A l’Opéra Comique, Jérôme Deschamps endosse avec malice et gourmandise le costume du 
Bourgeois gentilhomme. Tout en gardant l’esprit satirique et comique de la pièce, il lui offre une nouvelle vie loufoque et truculente. 

Sur une musique de Lully, les professeurs de musique et de danse, ainsi que leur ribambelle d’élèves, entrent par une porte dérobée. Pas chassés, entrechats, ronds de jambes, ils investissent la scène. Trois petits tours, et puis s’en vont. Ce préambule burlesque souligne la fatuité des personnages, juste ce qu’il faut pour les rendre un brin ridicule, et donne le ton à la farce de Molière, revue par Jérôme Deschamps. 

Comédie-ballet commandée par Louis XIV, Le Bourgeois gentilhomme, prenant comme prétexte de brocarder les mœurs turques, dont le Roi Soleil n’avait que peu goûter l’affront, glisse insidieusement vers la satire. Des bourgeois se rêvant seigneurs aux courtisans fats et imbus de leur supériorité, Molière égratigne ses contemporains de manière à peine voilée. S’appuyant sur cette veine mordante, Jérôme Deschamps ne cherche nullement à révolutionner le genre, mais bien à en affirmer la force caustique. 

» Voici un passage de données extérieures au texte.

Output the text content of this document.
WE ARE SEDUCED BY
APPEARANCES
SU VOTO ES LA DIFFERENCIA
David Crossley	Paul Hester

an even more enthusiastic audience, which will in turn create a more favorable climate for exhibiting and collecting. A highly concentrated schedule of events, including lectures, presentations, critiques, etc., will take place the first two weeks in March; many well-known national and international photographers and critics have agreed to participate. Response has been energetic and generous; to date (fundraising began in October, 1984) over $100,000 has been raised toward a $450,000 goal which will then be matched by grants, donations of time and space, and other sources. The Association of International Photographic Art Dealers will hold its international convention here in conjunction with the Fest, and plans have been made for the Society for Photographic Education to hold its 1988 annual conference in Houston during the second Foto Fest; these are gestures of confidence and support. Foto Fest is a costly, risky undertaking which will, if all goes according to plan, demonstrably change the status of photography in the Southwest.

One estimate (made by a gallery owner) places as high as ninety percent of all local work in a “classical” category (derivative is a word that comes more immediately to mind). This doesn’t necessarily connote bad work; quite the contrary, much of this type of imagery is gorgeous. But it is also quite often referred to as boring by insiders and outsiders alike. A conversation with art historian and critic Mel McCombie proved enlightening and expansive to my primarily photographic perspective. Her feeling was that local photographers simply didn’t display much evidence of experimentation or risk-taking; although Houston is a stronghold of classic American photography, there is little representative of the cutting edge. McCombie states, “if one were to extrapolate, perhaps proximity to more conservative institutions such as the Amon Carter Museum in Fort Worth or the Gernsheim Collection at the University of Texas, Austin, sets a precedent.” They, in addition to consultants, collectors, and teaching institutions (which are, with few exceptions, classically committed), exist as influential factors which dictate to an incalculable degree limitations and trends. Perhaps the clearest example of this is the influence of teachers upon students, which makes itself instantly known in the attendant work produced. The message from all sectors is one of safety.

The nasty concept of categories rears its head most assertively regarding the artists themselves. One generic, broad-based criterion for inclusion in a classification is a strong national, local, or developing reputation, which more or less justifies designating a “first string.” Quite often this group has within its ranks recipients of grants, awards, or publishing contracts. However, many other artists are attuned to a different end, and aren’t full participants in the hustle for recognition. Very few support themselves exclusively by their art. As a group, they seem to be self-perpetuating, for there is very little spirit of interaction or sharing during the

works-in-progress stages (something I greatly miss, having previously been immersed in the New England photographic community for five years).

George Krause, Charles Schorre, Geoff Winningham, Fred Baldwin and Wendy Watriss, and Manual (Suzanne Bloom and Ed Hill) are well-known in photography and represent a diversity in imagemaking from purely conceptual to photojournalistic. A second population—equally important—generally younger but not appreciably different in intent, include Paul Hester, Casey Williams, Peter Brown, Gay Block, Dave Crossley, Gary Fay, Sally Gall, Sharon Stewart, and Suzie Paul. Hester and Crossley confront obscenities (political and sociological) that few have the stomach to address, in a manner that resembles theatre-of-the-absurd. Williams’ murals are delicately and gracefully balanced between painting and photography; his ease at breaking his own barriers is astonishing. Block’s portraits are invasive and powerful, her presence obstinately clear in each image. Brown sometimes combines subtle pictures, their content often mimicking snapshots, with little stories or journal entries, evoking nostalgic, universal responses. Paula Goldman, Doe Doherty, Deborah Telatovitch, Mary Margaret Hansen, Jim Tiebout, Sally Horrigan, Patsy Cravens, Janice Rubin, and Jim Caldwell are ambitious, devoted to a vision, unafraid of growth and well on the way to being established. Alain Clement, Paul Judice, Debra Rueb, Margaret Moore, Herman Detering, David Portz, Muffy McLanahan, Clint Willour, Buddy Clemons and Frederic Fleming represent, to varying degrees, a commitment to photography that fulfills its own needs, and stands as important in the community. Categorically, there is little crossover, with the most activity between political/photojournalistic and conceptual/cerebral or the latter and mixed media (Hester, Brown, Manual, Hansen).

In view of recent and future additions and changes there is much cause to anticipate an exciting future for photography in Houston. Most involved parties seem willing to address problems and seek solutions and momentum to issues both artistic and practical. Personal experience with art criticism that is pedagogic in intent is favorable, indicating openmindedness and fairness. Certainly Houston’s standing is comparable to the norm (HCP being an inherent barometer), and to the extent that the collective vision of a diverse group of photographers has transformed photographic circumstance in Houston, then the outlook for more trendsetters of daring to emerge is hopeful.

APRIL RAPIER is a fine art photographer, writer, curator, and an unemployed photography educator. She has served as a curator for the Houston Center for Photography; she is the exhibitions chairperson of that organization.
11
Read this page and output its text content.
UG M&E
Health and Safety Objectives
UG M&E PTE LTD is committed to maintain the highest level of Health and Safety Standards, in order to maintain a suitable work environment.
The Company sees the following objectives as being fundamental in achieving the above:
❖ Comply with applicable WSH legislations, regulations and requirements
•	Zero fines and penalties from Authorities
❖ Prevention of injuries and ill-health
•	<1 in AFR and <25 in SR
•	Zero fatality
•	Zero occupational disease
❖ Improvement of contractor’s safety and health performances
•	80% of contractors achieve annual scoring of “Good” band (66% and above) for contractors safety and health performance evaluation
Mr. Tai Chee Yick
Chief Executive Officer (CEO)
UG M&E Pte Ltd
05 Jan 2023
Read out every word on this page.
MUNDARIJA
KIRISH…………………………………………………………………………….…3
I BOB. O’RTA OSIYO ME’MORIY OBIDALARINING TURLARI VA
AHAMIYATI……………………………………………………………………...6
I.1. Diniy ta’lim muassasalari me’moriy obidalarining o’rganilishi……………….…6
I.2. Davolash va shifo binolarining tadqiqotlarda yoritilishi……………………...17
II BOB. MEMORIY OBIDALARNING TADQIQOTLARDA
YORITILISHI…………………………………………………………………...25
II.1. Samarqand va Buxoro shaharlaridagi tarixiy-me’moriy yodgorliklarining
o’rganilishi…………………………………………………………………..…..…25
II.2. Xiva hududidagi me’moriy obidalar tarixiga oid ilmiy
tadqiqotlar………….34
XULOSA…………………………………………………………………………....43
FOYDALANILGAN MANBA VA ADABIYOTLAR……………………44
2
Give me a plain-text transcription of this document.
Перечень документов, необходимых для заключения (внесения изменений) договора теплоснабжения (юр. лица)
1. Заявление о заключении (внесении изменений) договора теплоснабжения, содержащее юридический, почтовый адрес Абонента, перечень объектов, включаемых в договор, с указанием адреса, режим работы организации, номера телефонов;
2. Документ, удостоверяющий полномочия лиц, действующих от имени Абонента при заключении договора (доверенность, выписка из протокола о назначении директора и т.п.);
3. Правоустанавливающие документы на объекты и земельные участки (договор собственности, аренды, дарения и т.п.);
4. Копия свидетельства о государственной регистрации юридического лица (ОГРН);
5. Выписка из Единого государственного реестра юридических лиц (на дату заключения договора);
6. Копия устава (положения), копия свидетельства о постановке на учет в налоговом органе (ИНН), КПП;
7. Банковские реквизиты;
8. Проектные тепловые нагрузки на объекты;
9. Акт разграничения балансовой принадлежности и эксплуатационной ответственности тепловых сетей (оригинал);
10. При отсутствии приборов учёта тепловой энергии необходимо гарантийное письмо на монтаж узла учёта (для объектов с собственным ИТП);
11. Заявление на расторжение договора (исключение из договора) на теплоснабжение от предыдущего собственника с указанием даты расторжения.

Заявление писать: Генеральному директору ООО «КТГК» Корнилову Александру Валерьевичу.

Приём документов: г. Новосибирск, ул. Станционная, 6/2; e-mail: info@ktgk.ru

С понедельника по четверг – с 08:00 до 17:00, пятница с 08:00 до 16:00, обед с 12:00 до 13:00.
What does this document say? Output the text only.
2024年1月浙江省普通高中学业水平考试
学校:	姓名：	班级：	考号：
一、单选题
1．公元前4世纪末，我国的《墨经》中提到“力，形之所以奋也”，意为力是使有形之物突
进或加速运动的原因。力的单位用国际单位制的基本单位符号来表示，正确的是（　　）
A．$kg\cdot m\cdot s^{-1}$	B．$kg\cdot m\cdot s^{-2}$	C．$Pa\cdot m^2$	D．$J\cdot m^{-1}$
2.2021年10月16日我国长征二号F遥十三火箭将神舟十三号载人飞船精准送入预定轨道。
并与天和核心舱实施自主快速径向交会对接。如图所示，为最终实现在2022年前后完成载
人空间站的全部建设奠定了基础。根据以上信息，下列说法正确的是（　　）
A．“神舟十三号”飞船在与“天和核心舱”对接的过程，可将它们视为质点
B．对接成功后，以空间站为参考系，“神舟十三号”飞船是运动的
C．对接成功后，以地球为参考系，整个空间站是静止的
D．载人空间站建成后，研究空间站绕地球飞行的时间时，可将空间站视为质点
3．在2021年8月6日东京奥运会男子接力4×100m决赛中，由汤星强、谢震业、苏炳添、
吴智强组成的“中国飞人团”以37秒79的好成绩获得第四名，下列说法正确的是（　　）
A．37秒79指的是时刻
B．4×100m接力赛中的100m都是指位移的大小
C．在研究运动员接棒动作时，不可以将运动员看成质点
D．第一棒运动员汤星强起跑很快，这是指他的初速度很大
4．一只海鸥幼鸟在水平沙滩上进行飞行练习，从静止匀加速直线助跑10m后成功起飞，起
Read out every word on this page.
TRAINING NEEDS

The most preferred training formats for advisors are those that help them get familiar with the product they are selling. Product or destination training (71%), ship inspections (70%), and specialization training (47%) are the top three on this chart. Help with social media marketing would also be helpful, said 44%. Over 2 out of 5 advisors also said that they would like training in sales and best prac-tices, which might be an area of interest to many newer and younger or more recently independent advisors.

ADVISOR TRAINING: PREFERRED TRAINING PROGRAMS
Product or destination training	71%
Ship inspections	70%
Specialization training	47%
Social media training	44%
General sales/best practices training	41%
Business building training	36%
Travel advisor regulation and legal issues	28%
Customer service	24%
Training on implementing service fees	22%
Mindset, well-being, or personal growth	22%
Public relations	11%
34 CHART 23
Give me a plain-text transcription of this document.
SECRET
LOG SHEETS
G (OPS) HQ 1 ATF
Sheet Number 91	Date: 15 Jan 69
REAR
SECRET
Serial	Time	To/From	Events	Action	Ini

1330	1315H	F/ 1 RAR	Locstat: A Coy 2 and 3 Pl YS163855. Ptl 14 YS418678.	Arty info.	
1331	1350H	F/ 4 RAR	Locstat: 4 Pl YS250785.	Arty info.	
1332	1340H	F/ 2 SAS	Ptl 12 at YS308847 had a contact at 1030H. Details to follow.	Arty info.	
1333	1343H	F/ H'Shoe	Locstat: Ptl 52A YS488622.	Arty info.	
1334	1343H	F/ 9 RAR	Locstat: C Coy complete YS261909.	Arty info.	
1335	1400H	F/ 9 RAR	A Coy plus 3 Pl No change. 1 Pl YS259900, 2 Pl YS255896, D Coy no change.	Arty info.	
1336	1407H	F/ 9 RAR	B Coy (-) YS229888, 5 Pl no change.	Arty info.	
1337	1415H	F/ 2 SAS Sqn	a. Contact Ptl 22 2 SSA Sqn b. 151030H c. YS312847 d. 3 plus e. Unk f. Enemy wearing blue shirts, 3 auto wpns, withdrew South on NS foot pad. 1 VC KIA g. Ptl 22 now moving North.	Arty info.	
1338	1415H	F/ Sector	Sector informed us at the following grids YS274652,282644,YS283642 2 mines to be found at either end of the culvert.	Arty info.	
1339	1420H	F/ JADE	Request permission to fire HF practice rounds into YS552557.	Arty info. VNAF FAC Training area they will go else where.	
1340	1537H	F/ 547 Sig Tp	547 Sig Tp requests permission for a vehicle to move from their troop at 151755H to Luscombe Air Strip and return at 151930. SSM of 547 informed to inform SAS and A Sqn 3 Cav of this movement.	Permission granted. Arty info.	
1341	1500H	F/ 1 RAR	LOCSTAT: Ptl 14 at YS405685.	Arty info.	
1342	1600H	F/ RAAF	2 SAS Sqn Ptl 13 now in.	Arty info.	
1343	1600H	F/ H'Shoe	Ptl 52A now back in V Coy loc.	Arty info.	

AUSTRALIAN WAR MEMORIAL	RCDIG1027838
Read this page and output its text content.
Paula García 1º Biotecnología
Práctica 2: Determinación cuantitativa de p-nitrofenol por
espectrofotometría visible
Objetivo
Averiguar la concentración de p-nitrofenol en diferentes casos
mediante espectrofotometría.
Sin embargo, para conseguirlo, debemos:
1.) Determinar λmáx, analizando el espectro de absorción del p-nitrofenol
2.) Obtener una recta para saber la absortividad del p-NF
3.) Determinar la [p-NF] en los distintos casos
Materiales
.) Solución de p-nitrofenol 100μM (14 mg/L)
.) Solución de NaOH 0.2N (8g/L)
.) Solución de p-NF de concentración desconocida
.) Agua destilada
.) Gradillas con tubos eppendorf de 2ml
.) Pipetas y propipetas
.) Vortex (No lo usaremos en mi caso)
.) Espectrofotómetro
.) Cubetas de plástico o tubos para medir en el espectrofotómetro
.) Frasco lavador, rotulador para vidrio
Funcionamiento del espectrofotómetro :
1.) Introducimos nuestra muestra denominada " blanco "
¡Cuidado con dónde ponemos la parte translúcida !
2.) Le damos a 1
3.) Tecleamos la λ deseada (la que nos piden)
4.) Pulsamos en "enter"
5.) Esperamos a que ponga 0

Usant de petits artifices, tous plus originaux et drôles les uns que les autres, il émaille sa mise en scène classique autant que loufoque de savoureux effets, de fantaisistes anachronismes. Chaque entrée de Monsieur Jourdain est soulignée par l’Hymne à la joie de Beethoven, musique choisie par Emmanuel Macron, le soir de sa victoire à l’élection présidentielle. Les fureurs de Nicole, la servante effrontée, sont ponctuées par les vapeurs s’échappant d’un fer à repasser. 

Fidèle en tout point à l’esprit de Molière et de Lully, le créateur des Deschiens fusionne facétieusement art dramatique, danse et chant. S’appuyant sur Marc Minkowski à la direction musicale et sur l’expertise des Musiciens du Louvre, il redonne à cette œuvre majeure du répertoire, trop souvent galvaudée, sa finesse et son énergie.

Aux costumes extravagants signés Vanessa Sannino, répond le décor épuré, mais inventif de Xavier Deschamps. Face aux interprétations sobres, les chorégraphies imaginées par Nathalie van Parys tirent sciemment sur le burlesque. Jérôme Deschamps se fonde sur ce jeu de miroirs et de contrastes très marqué, pour extraire l’humanité et la poésie de cette farce baroque en cinq actes. Se glissant aussi dans la peau de Monsieur Jourdain, il signe un spectacle d’un charme fou, un incontournable ce cette rentrée théâtrale, qui a tant besoin d’une farce virtuose. 

Le Bourgeois gentilhomme de Molière. Mise en scène de Jérôme Deschamps. Du 28 septembre au 3 octobre 2020 à l’Opéra Comique.